When filmmaker Alex Sichel is diagnosed with a metastatic breast cancer, she begins a journey of healing and self discovery. She eschews most forms of chemotherapy in favour of holistic healing (she’s a proud Buddhist) and a healthy dose of positive thinking. She stresses out over her quality of life in what could be her final days and about what she will be leaving behind for her daughter and sometimes frustrated husband. Alex’s husband wants to see her happy, but he’s unsure about her methods. Her parents think everything is a terrible idea. The only thing Alex seems in control of is a film project where she has cast actress Lili Taylor as a fictionalized version of herself in a happier, sunnier alternate timeline.

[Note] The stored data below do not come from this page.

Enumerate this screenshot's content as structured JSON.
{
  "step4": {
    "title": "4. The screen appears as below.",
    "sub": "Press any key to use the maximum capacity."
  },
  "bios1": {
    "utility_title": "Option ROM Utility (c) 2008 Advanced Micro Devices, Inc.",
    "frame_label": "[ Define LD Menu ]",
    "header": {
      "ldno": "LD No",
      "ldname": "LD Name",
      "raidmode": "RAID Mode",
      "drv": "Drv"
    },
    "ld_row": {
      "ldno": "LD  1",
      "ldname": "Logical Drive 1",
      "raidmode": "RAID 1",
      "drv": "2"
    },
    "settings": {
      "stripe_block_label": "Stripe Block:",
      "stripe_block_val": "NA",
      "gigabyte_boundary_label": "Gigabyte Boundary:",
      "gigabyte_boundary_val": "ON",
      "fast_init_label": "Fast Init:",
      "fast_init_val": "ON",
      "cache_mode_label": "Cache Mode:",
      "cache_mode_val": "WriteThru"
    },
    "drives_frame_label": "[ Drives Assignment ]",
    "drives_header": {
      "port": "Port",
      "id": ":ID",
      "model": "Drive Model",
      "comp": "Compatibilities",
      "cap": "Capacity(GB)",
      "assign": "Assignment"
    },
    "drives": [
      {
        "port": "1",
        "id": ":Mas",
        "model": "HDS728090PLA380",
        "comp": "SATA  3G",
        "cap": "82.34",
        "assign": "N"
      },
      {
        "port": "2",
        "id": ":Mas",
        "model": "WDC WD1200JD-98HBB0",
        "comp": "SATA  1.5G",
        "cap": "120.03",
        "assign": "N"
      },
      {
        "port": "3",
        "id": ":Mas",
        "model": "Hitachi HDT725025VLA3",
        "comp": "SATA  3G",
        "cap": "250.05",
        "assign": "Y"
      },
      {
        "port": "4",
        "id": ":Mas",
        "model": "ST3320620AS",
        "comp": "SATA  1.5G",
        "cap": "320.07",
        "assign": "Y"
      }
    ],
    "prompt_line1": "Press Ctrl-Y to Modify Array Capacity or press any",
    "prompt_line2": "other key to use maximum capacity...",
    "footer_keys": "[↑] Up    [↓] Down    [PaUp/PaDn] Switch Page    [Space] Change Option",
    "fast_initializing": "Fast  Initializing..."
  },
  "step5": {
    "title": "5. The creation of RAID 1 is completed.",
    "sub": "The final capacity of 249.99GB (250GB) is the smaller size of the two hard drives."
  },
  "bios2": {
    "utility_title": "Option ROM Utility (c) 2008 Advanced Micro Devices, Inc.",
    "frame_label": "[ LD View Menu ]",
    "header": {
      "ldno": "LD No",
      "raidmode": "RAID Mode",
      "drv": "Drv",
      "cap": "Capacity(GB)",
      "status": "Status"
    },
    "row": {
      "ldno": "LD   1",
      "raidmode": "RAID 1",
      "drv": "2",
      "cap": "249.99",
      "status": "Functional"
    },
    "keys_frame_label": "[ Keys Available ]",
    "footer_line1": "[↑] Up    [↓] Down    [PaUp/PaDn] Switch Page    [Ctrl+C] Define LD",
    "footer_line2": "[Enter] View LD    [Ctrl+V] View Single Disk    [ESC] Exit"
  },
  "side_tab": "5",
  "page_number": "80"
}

Sichel enlisted the help of filmmaker Elizabeth Giamatti to aid in the completion of A Woman Like Me. It’s essentially three movies in one: a personal diary, a fictional film, and a behind the scenes documentary. Instead of seeming like an overstuffed mess, a great amount of care has been exercised by Giamatti to keep things relevant and on track.

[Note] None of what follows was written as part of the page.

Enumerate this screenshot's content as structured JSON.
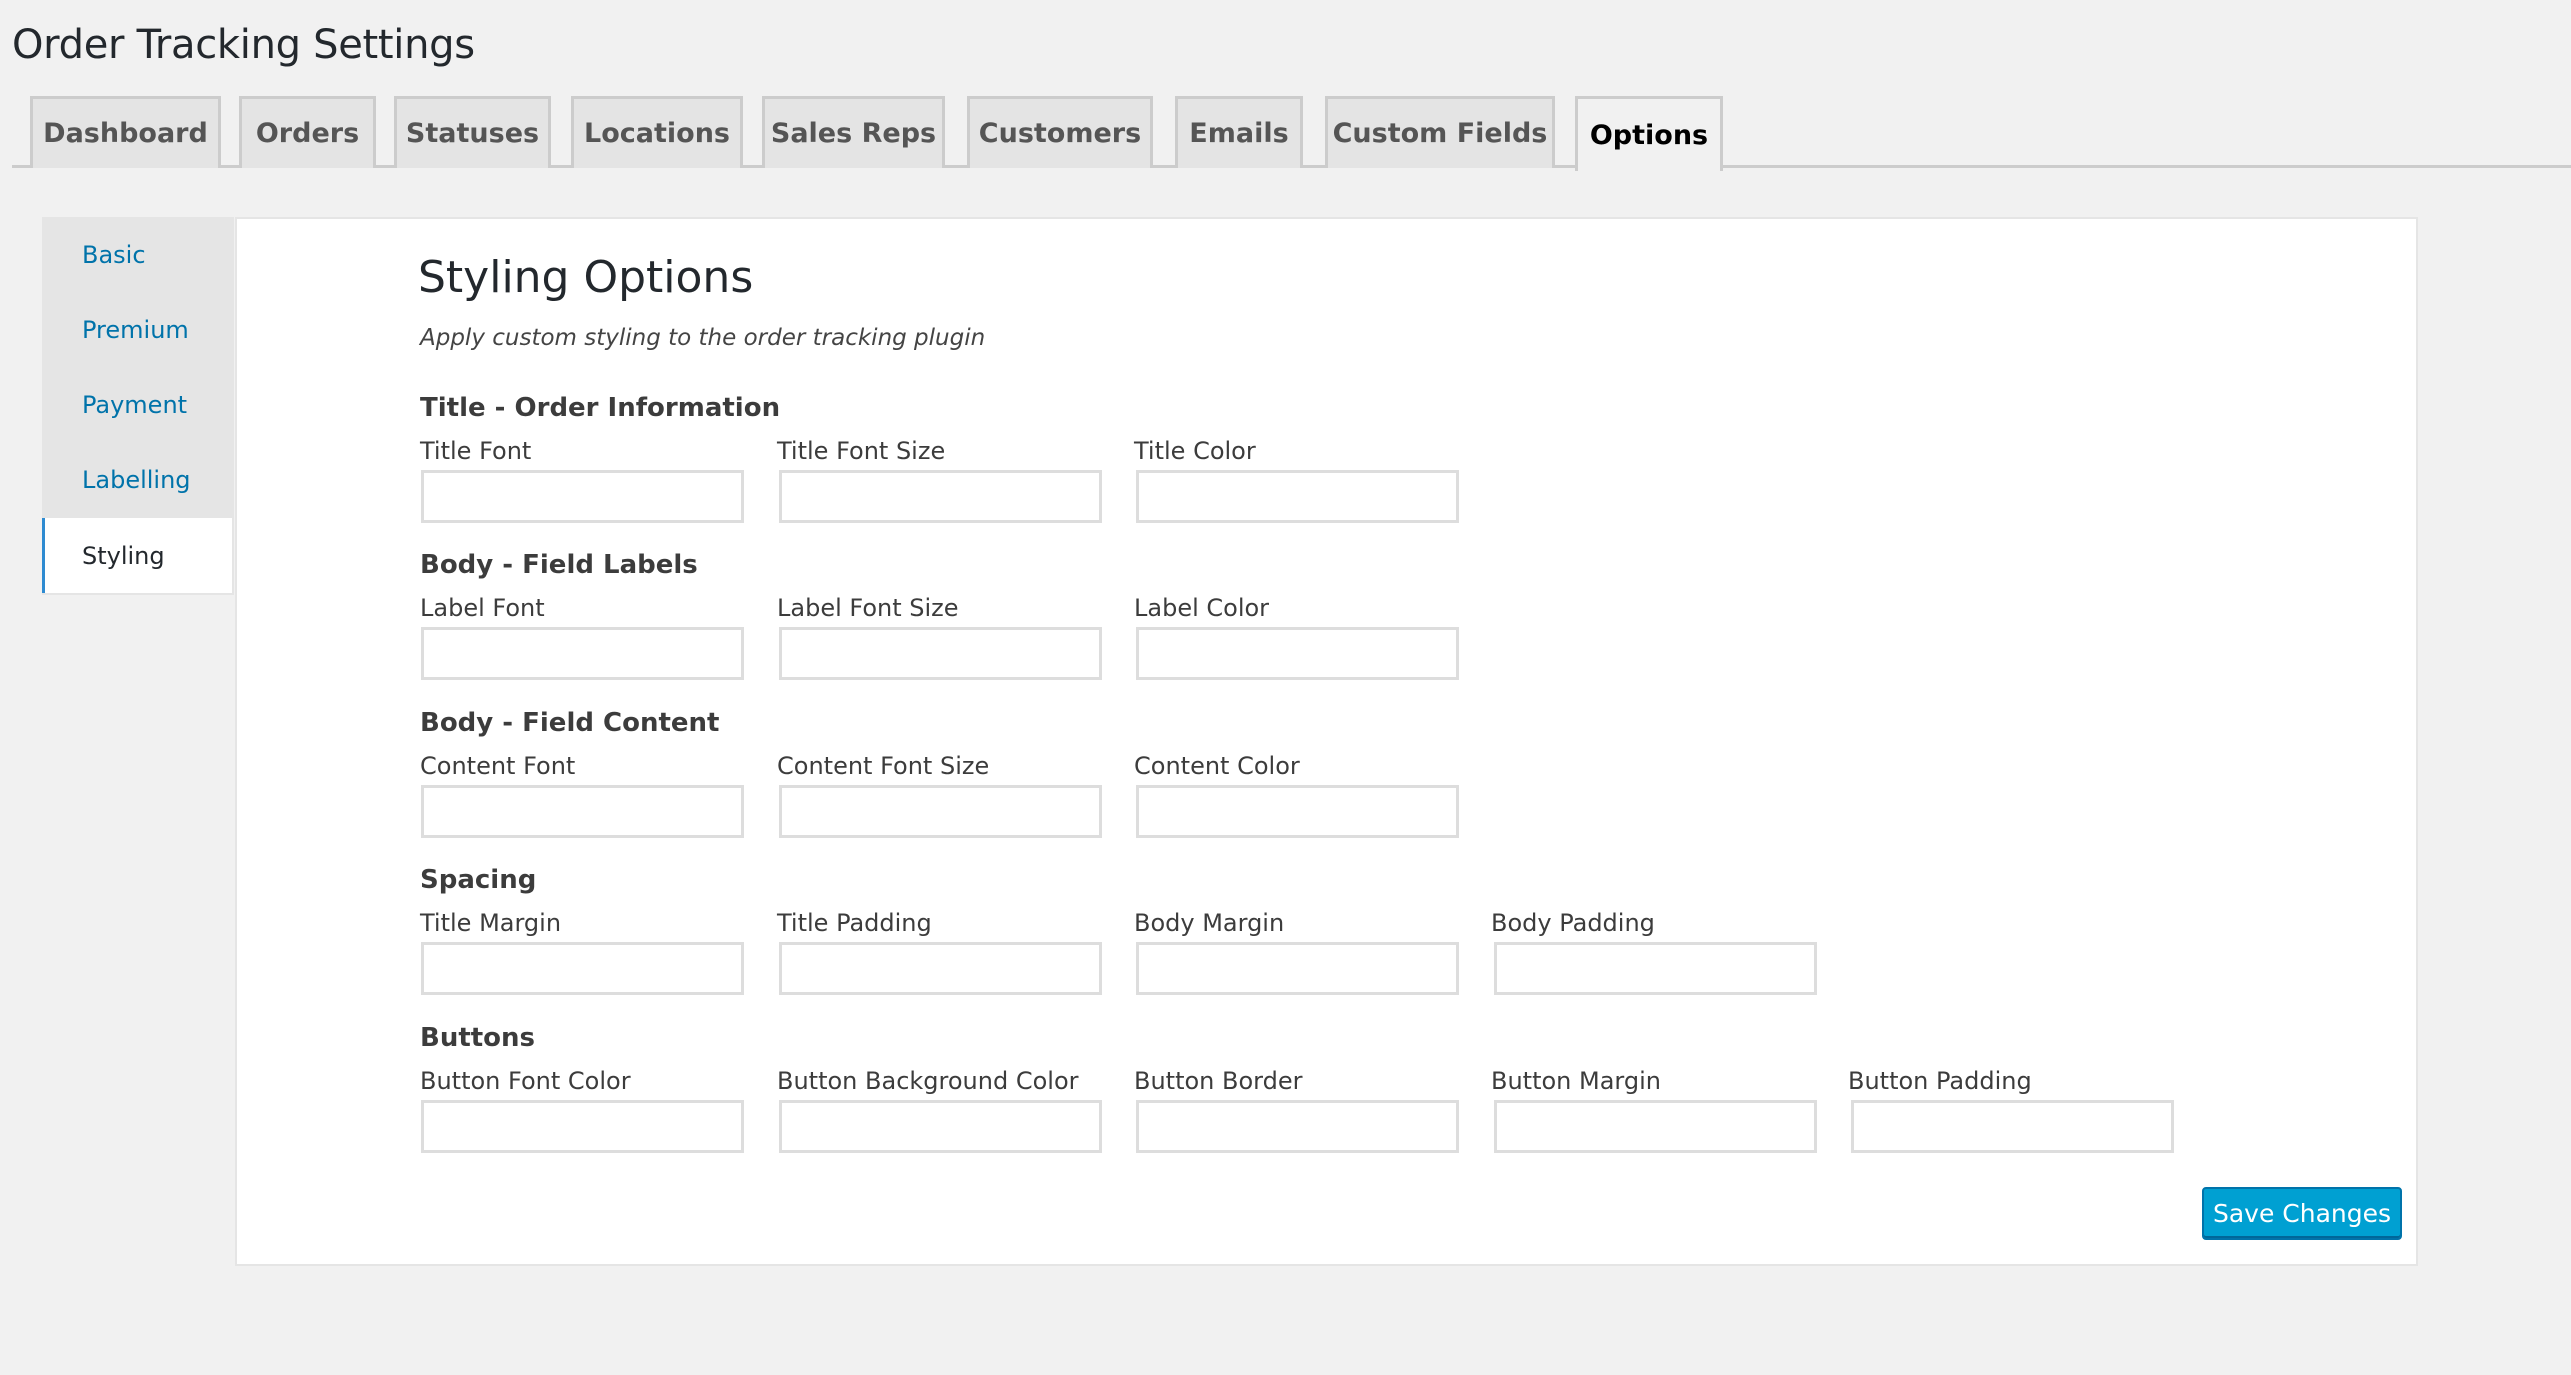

Overall, the film becomes a work of pure catharsis regardless if one agrees with Sichel’s views on her treatment. Alex is clearly a strong woman that has thought long and hard about how she wants to leave an impact once she’s gone. It’s a summation of a life’s work and a deep, meditative reflection on someone coming to grips with their impending death. The bad news hits hard, and her art isn’t always imitating her life, but overall it’s a moving look at how we all deal with disappointment differently.